Three Samaritans
Several years ago, when my wife and I were living in Pittsburgh for most of a year, we set out to attend worship in a church where a friend was the pastor. We had never been there before, but I knew the general direction and thought I could find it. Pittsburgh is a city built on hills at the conjunction of three rivers. Few of the streets go in a straight line for very long. And you never travel very far without running into one of the three rivers and have to go looking for a bridge.
It was a beautiful spring Sunday, and we were relishing the sight and scents of the blossoming dogwoods and redbuds, the tulips and grape hyacinth. It was also a dangerous morning. Racial riots had broken out in Los Angeles, with much killing and looting, and had then spread alarmingly to other cities across the country. Pittsburgh was ripe for a riot. But danger was not uppermost in our minds at that moment; we were on our way to church, on our way, as Wendell Berry once put it in his accurate, pungent diction, “to practice resurrection.”
It happened that the Pittsburgh marathon was being run that day and many of the streets were blocked off for the safety of the runners. The streets I was familiar with weren’t available. We were shunted onto detours and were soon hopelessly lost. The streets meandering through the unsymmetric hills had me totally disoriented. Then I noticed some street signs that I had heard named by a friend, Jody, who was a Young Life worker in a neighborhood of high crime and drug use. Jody had had lunch with my wife and me a few days before and told us of the two street murders that had taken place early that week. Now here we were, lost on those very streets.

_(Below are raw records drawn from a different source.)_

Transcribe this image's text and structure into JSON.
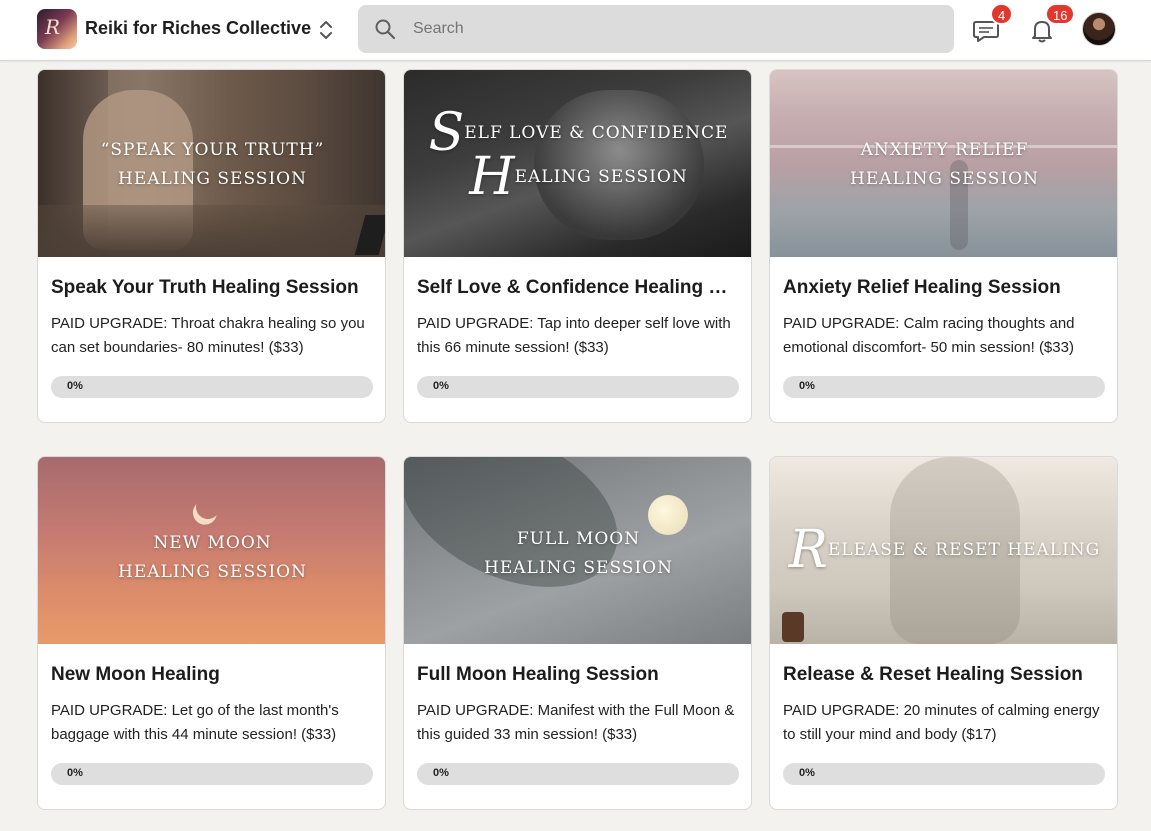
{
  "header": {
    "brand_name": "Reiki for Riches Collective",
    "logo_monogram": "R",
    "search_placeholder": "Search",
    "chat_count": "4",
    "notification_count": "16"
  },
  "courses": [
    {
      "thumb_lines": [
        "“SPEAK YOUR TRUTH”",
        "HEALING SESSION"
      ],
      "title": "Speak Your Truth Healing Session",
      "description": "PAID UPGRADE: Throat chakra healing so you can set boundaries- 80 minutes! ($33)",
      "progress_label": "0%",
      "progress": 0
    },
    {
      "thumb_script_1": "S",
      "thumb_rest_1": "ELF LOVE & CONFIDENCE",
      "thumb_script_2": "H",
      "thumb_rest_2": "EALING SESSION",
      "title": "Self Love & Confidence Healing S…",
      "description": "PAID UPGRADE: Tap into deeper self love with this 66 minute session! ($33)",
      "progress_label": "0%",
      "progress": 0
    },
    {
      "thumb_lines": [
        "ANXIETY RELIEF",
        "HEALING SESSION"
      ],
      "title": "Anxiety Relief Healing Session",
      "description": "PAID UPGRADE: Calm racing thoughts and emotional discomfort- 50 min session! ($33)",
      "progress_label": "0%",
      "progress": 0
    },
    {
      "thumb_lines": [
        "NEW MOON",
        "HEALING SESSION"
      ],
      "title": "New Moon Healing",
      "description": "PAID UPGRADE: Let go of the last month's baggage with this 44 minute session! ($33)",
      "progress_label": "0%",
      "progress": 0
    },
    {
      "thumb_lines": [
        "FULL MOON",
        "HEALING SESSION"
      ],
      "title": "Full Moon Healing Session",
      "description": "PAID UPGRADE: Manifest with the Full Moon & this guided 33 min session! ($33)",
      "progress_label": "0%",
      "progress": 0
    },
    {
      "thumb_script_1": "R",
      "thumb_rest_1": "ELEASE & RESET HEALING",
      "title": "Release & Reset Healing Session",
      "description": "PAID UPGRADE: 20 minutes of calming energy to still your mind and body ($17)",
      "progress_label": "0%",
      "progress": 0
    }
  ],
  "colors": {
    "badge": "#e2372d",
    "progress_track": "#dedede",
    "header_bg": "#ffffff",
    "page_bg": "#f3f2ef"
  },
  "icons": [
    "search-icon",
    "chat-bubble-icon",
    "bell-icon",
    "chevron-up-down-icon"
  ]
}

We passed a few churches where people were assembling for worship. It occurred to me that I might stop and ask someone, but everyone seemed so purposeful, headed for a meeting with Jesus. Then I spotted three men sitting on the porch of a saloon. One was smoking a cigar, while the other two were chewing and spitting, waiting for the doors to open. On impulse I pulled off the road and told them I was lost and where I wanted to go. They conferred with one another, but couldn’t agree on proper directions.
Then one of them, impatient with the wrangle, jumped into his car, an old, battered Cadillac, and called out, “Follow me.” The other two tumbled into the back seat. He started off; I followed. He drove fast and erratically. There didn’t seem to be much design in his route; he turned left and right and then left again. A confusing zigzag. We could see the men arguing over the route--gesturing and pointing.
It occurred to us that they might not be guiding us out of that neighborhood at all, but confusing us in preparation for robbing us and stealing our car. Pittsburgh is the car theft capital of North America--and what would be easier than robbing us? Should we dodge into an alley and escape?
Suddenly, the driver pulled to the curb, stepped out of his car and, with a sweeping gesture, directed us to the ramp of the bridge that would take us across the river and to our church.
We wanted to stop and thank him, but were swept into the traffic; his image in our rearview mirror was soon gone.
It only took us a matter of seconds to realize what had happened--we had been “taken on” by a good Samaritan. Three Samaritans, in fact--unkempt, unlikely Samaritans who were waiting for the saloon to open on a Sunday morning.